ゲルギエフ、そして上原ひろみ。2009年書きそこなった2つの演奏会。

初めてのゲルギエフ。初めてのロシアのオケ。

 昨年(2009年)行ったコンサートで、このブログで書くつもりでいながら書けなかったものが2つあります。
 1つは、ゲルギエフ指揮マリインスキー歌劇場管弦楽団チャイコフスキー・プロ。11月27日、愛知県芸術劇場。ピアノ協奏曲のソリストユンディ・リでした。初めて聴くゲルギエフは時に激しく、でもコンチェルトなんかでは落ち着いた指揮ぶりで素晴らしい音楽を聴かせてくれました。渾身の「悲愴」でしたが、エンディングのあとゲルギエフは明らかに長き沈黙を要求していましたが、観客の拍手が早すぎて、とても残念そうでした。
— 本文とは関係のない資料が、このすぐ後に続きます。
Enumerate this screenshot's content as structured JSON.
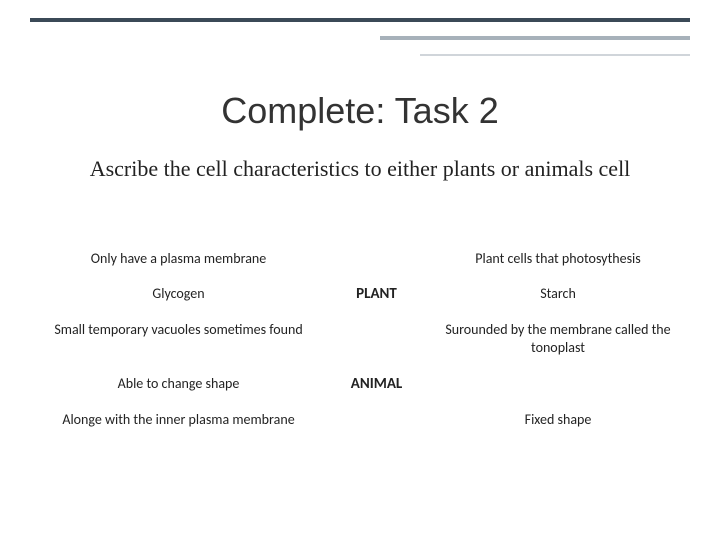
{
  "header": {
    "title": "Complete: Task 2",
    "subtitle": "Ascribe the cell characteristics to either plants or animals cell"
  },
  "styling": {
    "title_fontsize": 36,
    "title_font": "Trebuchet MS",
    "title_color": "#333333",
    "subtitle_fontsize": 22,
    "subtitle_font": "Georgia",
    "body_fontsize": 14,
    "body_font": "Calibri",
    "line1_color": "#3b4a57",
    "line2_color": "#a7b1ba",
    "line3_color": "#d0d5da",
    "background_color": "#ffffff"
  },
  "table": {
    "rows": [
      {
        "left": "Only have a plasma membrane",
        "mid": "",
        "right": "Plant cells that photosythesis"
      },
      {
        "left": "Glycogen",
        "mid": "PLANT",
        "right": "Starch"
      },
      {
        "left": "Small temporary vacuoles sometimes found",
        "mid": "",
        "right": "Surounded by the membrane called the tonoplast"
      },
      {
        "left": "Able to change shape",
        "mid": "ANIMAL",
        "right": ""
      },
      {
        "left": "Alonge with the inner plasma membrane",
        "mid": "",
        "right": "Fixed shape"
      }
    ]
  }
}
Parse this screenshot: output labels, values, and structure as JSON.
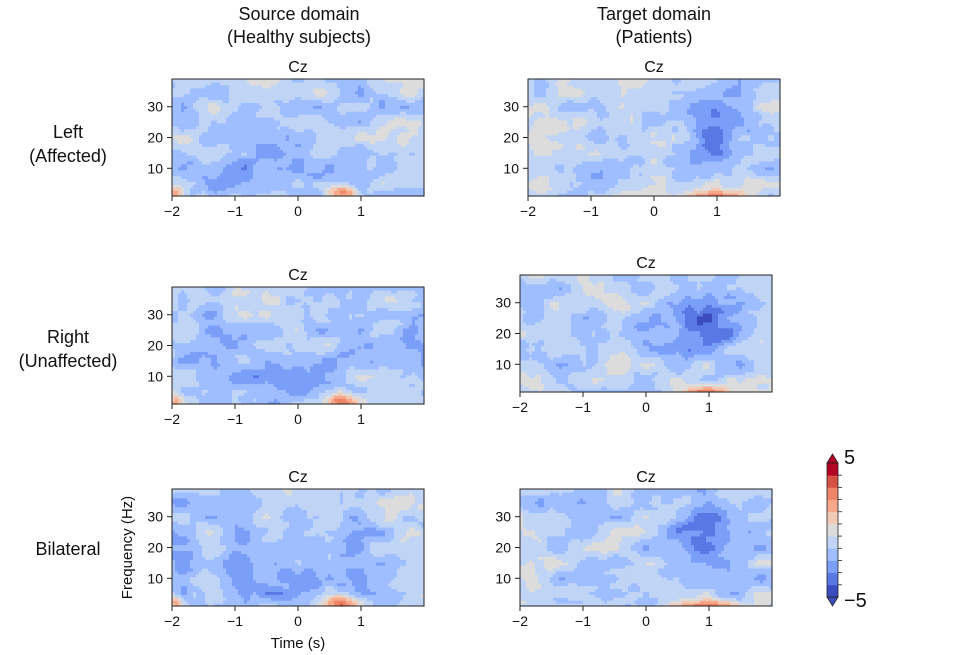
{
  "columns": [
    {
      "line1": "Source domain",
      "line2": "(Healthy subjects)"
    },
    {
      "line1": "Target domain",
      "line2": "(Patients)"
    }
  ],
  "rows": [
    {
      "line1": "Left",
      "line2": "(Affected)"
    },
    {
      "line1": "Right",
      "line2": "(Unaffected)"
    },
    {
      "line1": "Bilateral",
      "line2": ""
    }
  ],
  "colorbar": {
    "max_label": "5",
    "min_label": "−5",
    "colors": [
      "#3a4cc0",
      "#5a78e4",
      "#7b9ff9",
      "#9ebeff",
      "#c0d4f5",
      "#dddcdc",
      "#f2cbb7",
      "#f7a889",
      "#ee8468",
      "#d65244",
      "#b40426"
    ]
  },
  "chart_data": [
    {
      "type": "heatmap",
      "title": "Cz",
      "row": "Left (Affected)",
      "domain": "Source domain (Healthy subjects)",
      "xlabel": "",
      "ylabel": "",
      "xticks": [
        "−2",
        "−1",
        "0",
        "1"
      ],
      "yticks": [
        "10",
        "20",
        "30"
      ],
      "xlim": [
        -2,
        2
      ],
      "ylim": [
        1,
        39
      ],
      "zlim": [
        -5,
        5
      ],
      "pattern": "source"
    },
    {
      "type": "heatmap",
      "title": "Cz",
      "row": "Left (Affected)",
      "domain": "Target domain (Patients)",
      "xlabel": "",
      "ylabel": "",
      "xticks": [
        "−2",
        "−1",
        "0",
        "1"
      ],
      "yticks": [
        "10",
        "20",
        "30"
      ],
      "xlim": [
        -2,
        2
      ],
      "ylim": [
        1,
        39
      ],
      "zlim": [
        -5,
        5
      ],
      "pattern": "target"
    },
    {
      "type": "heatmap",
      "title": "Cz",
      "row": "Right (Unaffected)",
      "domain": "Source domain (Healthy subjects)",
      "xlabel": "",
      "ylabel": "",
      "xticks": [
        "−2",
        "−1",
        "0",
        "1"
      ],
      "yticks": [
        "10",
        "20",
        "30"
      ],
      "xlim": [
        -2,
        2
      ],
      "ylim": [
        1,
        39
      ],
      "zlim": [
        -5,
        5
      ],
      "pattern": "source"
    },
    {
      "type": "heatmap",
      "title": "Cz",
      "row": "Right (Unaffected)",
      "domain": "Target domain (Patients)",
      "xlabel": "",
      "ylabel": "",
      "xticks": [
        "−2",
        "−1",
        "0",
        "1"
      ],
      "yticks": [
        "10",
        "20",
        "30"
      ],
      "xlim": [
        -2,
        2
      ],
      "ylim": [
        1,
        39
      ],
      "zlim": [
        -5,
        5
      ],
      "pattern": "target"
    },
    {
      "type": "heatmap",
      "title": "Cz",
      "row": "Bilateral",
      "domain": "Source domain (Healthy subjects)",
      "xlabel": "Time (s)",
      "ylabel": "Frequency (Hz)",
      "xticks": [
        "−2",
        "−1",
        "0",
        "1"
      ],
      "yticks": [
        "10",
        "20",
        "30"
      ],
      "xlim": [
        -2,
        2
      ],
      "ylim": [
        1,
        39
      ],
      "zlim": [
        -5,
        5
      ],
      "pattern": "source"
    },
    {
      "type": "heatmap",
      "title": "Cz",
      "row": "Bilateral",
      "domain": "Target domain (Patients)",
      "xlabel": "",
      "ylabel": "",
      "xticks": [
        "−2",
        "−1",
        "0",
        "1"
      ],
      "yticks": [
        "10",
        "20",
        "30"
      ],
      "xlim": [
        -2,
        2
      ],
      "ylim": [
        1,
        39
      ],
      "zlim": [
        -5,
        5
      ],
      "pattern": "target"
    }
  ]
}
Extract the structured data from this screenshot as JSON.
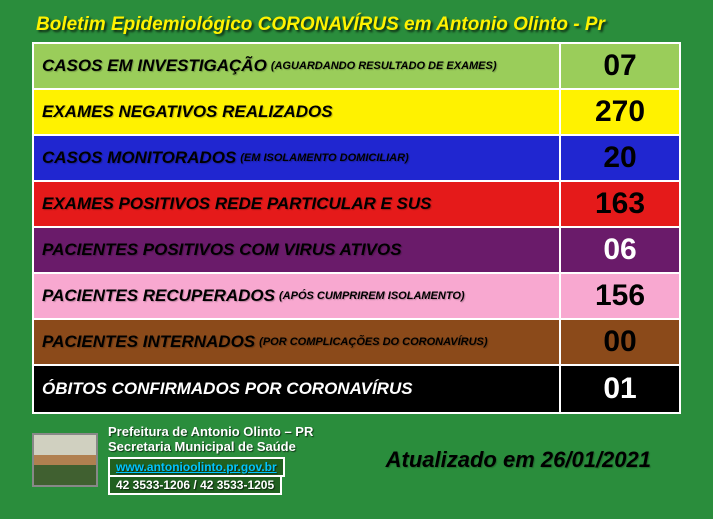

でもすぐに「しかたない。これはこれでやむをえまい」というように、オーケストラを拍手の中に導きました。ユンディの演奏のテンポが速すぎて、全体をコントロールする姿とともに、これはい印象に残りました。
チャイコフスキー:交響曲第5番

まさに一期一会。上原ひろみ、初ピアノ・ソロ。

 もう1つは、上原ひろみのピアノ・ソロ・コンサート。12月9日。名古屋は三井住友海上しらかわホール。これもとても楽しいコンサートでした。
 デビュー以来毎年出かけてきたんですが、昨年は事情があって行けませんでした。2年ぶりに彼女の目いっぱいの元気をもらいました。
 「こういう風に音を出してるのか」と、ステージを観ないとわからないような、鍵盤だけでなくピアノ全体をつらって遊んでるような曲もあって、コンサートで初めてわかったこともたくさんありました。
 なんといってもタイトル曲の「Place to be」(なんとアンコールとして演奏するという演出でした)が最も印象に残りました。
 これもコンサートの中で彼女の口からきいたように思いますが(違ってたらごめんなさい)ピアノソロのアルバムは、今回の20代、それから30代、40代と各年代ごとに出すつもりなんだそうです。年代ごとに自分のピアノの音、演奏が変わるから、と。まったくどこまでもきちんと計画的で、かつその通り実現してきていることには頭が下がると言うか、まあ本当に恐るべき音楽家だと改めて思いました。これからの熟成にまた大いに期待してしまいます。

 上原ひろみはこんなことを言ってました。
 「どのコンサートも一度きり、ここだけの、今ここでしか聴けない音楽を精いっぱいの演奏でおきかせします」と。
 来年以降もできたら毎年行きたいと思っています。